The Department of Radiology, Tongji Hospital, Tongji Medical College, Huazhong University of Science and Technology, No. 1095, Jiefang Road, Wuhan 430030, Hubei Province, People's Republic of China.
Radiology Department, Wuhan Fourth Hospital, No. 473 Hanzheng Street, Wuhan 430030, Hubei Province, People's Republic of China.
Eur J Radiol. 2024 Aug;177:111563. doi: 10.1016/j.ejrad.2024.111563. Epub 2024 Jun 10.
This study investigated the use of radiomics for diagnosing early-stage osteonecrosis of the femoral head (ONFH) by extracting features from multiple MRI sequences and constructing predictive models.
We conducted a retrospective review, collected MR images of early-stage ONFH (102 from institution A and 20 from institution B) and healthy femoral heads (102 from institution A and 20 from institution B) from two institutions. We extracted radiomics features, handled batch effects using Combat, and normalized features using z-score. We employed the Least absolute shrinkage and selection operator (LASSO) algorithm, along with Max-Relevance and Min-Redundancy (mRMR), to select optimal features for constructing radiomics models based on single, double, and multi-sequence MRI data. We evaluated performance using receiver operating characteristic (ROC) and precision-recall (PR) curves, and compared area under curve of ROC (AUC-ROC) values with the DeLong test. Additionally, we studied the diagnostic performance of the multi-sequence radiomics model and radiologists, compared the diagnostic outcomes of the model and radiologists using the Fisher exact test.
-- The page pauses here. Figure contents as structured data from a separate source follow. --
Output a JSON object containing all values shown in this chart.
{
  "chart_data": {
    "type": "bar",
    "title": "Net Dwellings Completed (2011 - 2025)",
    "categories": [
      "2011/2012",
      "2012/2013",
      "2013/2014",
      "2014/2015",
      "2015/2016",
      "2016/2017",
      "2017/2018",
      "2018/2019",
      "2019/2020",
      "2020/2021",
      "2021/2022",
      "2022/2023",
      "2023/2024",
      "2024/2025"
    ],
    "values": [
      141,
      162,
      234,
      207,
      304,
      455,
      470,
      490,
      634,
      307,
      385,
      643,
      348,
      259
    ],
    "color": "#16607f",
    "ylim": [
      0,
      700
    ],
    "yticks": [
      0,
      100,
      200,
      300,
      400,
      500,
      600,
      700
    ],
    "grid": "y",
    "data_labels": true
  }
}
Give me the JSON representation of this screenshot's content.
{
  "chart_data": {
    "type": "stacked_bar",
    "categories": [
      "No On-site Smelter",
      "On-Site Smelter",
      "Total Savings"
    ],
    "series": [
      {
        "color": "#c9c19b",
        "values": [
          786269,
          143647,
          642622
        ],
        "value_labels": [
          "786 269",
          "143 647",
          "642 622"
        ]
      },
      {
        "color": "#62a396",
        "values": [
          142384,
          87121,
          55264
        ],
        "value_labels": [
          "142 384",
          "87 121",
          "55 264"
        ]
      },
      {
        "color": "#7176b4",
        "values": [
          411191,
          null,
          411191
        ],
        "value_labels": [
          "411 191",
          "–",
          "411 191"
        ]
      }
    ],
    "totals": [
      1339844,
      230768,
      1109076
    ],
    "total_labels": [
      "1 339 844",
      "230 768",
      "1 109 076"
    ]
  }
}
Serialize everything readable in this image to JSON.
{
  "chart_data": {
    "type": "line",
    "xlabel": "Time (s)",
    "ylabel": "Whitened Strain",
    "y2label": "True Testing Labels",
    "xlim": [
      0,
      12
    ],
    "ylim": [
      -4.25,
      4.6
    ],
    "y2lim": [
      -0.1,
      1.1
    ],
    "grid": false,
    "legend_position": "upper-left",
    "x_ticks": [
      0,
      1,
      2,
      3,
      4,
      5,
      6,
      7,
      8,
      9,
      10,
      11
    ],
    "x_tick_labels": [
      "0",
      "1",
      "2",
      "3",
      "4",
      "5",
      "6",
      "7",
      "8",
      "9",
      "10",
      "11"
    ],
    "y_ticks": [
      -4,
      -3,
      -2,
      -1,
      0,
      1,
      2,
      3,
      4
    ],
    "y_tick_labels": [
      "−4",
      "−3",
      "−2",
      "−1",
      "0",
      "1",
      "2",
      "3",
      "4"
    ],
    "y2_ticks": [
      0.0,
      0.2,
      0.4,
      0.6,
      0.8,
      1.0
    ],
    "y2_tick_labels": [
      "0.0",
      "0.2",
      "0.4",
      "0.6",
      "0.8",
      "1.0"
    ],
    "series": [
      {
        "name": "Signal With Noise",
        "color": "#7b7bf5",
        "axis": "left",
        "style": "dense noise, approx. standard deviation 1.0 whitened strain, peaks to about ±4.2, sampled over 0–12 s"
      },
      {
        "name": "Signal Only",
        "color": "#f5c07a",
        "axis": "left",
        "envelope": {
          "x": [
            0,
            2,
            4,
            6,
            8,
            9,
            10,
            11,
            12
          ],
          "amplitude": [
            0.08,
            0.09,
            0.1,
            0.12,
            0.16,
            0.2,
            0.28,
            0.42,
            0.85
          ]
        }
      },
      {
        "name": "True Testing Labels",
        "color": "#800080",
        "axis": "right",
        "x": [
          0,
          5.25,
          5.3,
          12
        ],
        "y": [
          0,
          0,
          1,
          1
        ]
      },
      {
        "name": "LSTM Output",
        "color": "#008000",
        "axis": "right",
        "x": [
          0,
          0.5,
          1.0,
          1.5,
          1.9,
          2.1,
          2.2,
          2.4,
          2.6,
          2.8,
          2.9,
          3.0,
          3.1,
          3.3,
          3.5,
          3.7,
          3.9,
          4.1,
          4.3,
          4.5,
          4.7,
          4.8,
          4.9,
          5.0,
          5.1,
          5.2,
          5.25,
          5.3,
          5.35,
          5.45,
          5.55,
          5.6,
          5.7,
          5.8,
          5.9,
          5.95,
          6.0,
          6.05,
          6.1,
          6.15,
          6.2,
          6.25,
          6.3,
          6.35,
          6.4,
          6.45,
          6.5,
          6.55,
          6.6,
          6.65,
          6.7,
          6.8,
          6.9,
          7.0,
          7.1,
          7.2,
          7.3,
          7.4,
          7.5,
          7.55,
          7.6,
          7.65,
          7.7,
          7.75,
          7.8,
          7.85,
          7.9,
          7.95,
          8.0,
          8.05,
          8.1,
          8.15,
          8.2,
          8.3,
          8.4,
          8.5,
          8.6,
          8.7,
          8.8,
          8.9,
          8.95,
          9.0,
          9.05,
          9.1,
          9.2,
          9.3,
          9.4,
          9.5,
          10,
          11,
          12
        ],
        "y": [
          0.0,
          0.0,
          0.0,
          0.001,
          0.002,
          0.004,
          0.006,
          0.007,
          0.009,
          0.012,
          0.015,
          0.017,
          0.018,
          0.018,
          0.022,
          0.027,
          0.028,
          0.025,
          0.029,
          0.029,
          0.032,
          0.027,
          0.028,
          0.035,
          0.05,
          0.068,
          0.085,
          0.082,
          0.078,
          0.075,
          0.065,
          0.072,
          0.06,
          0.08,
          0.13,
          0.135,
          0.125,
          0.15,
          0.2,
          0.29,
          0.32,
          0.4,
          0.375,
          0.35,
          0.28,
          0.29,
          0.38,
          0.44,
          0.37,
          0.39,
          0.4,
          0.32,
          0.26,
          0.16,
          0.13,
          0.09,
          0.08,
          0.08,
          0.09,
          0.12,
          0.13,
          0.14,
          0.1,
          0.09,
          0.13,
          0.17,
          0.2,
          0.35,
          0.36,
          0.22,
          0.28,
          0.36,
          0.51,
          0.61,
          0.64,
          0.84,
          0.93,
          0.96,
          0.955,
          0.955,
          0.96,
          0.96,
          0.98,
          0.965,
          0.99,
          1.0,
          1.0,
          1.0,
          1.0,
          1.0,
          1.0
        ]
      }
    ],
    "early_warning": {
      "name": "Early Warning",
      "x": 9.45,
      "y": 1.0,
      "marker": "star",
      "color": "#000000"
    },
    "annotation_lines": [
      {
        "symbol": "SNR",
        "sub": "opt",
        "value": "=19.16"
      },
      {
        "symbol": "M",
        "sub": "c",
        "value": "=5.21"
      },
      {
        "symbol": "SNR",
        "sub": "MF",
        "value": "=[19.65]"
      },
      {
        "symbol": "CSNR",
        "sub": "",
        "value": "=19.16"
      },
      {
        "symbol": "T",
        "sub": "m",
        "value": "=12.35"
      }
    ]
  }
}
We studied 122 early-stage ONFH and 122 normal femoral heads. The multi-sequence model exhibited the best diagnostic performance among all models (AUC-ROC, PR-AUC for training set: 0.96, 0.961; validation set: 0.96, 0.97; test set: 0.94, 0.94), and it outperformed three resident radiologists on the external testing group with an accuracy of 87.5 %, sensitivity of 85.00 %, and specificity of 90.00 % (p < 0.01), highlighting the robustness of our findings.
Our study underscored the novelty of the multi-sequence radiomics model in diagnosing early-stage ONFH. By leveraging features extracted from multiple imaging sequences, this approach demonstrated high efficacy, indicating its potential to advance early diagnosis for ONFH. These findings provided important guidance for enhancing early diagnosis of ONFH through radiomics methods, offering new avenues and possibilities for clinical practice and patient care.
本研究通过从多个 MRI 序列中提取特征并构建预测模型,探讨放射组学在早期股骨头坏死(ONFH)诊断中的应用。
我们进行了一项回顾性研究,收集了来自两个机构的早期 ONFH(机构 A 共 102 例,机构 B 共 20 例)和健康股骨头(机构 A 共 102 例,机构 B 共 20 例)的 MR 图像。我们提取了放射组学特征,使用 Combat 处理批处理效应,并使用 z 分数对特征进行标准化。我们使用最小绝对收缩和选择算子(LASSO)算法,以及最大相关性和最小冗余(mRMR),根据单、双和多序列 MRI 数据,选择最优的放射组学模型特征。我们使用接收器操作特征(ROC)和精度-召回(PR)曲线来评估性能,并使用 DeLong 检验比较 ROC 曲线下面积(AUC-ROC)值。此外,我们研究了多序列放射组学模型的诊断性能,并比较了模型和放射科医生的诊断结果,使用 Fisher 精确检验进行比较。
我们研究了 122 例早期 ONFH 和 122 例正常股骨头。多序列模型在所有模型中表现出最佳的诊断性能(训练集的 AUC-ROC、PR-AUC:0.96、0.961;验证集:0.96、0.97;测试集:0.94、0.94),并且在外部测试组中,它的准确性为 87.5%,灵敏度为 85.00%,特异性为 90.00%(p<0.01),优于三位住院放射科医生,突出了我们研究结果的稳健性。
本研究强调了多序列放射组学模型在诊断早期 ONFH 中的新颖性。通过利用从多个成像序列中提取的特征,该方法表现出高效的疗效,表明其在推进 ONFH 的早期诊断方面具有潜力。这些发现为通过放射组学方法增强早期 ONFH 的诊断提供了重要指导,为临床实践和患者护理提供了新的途径和可能性。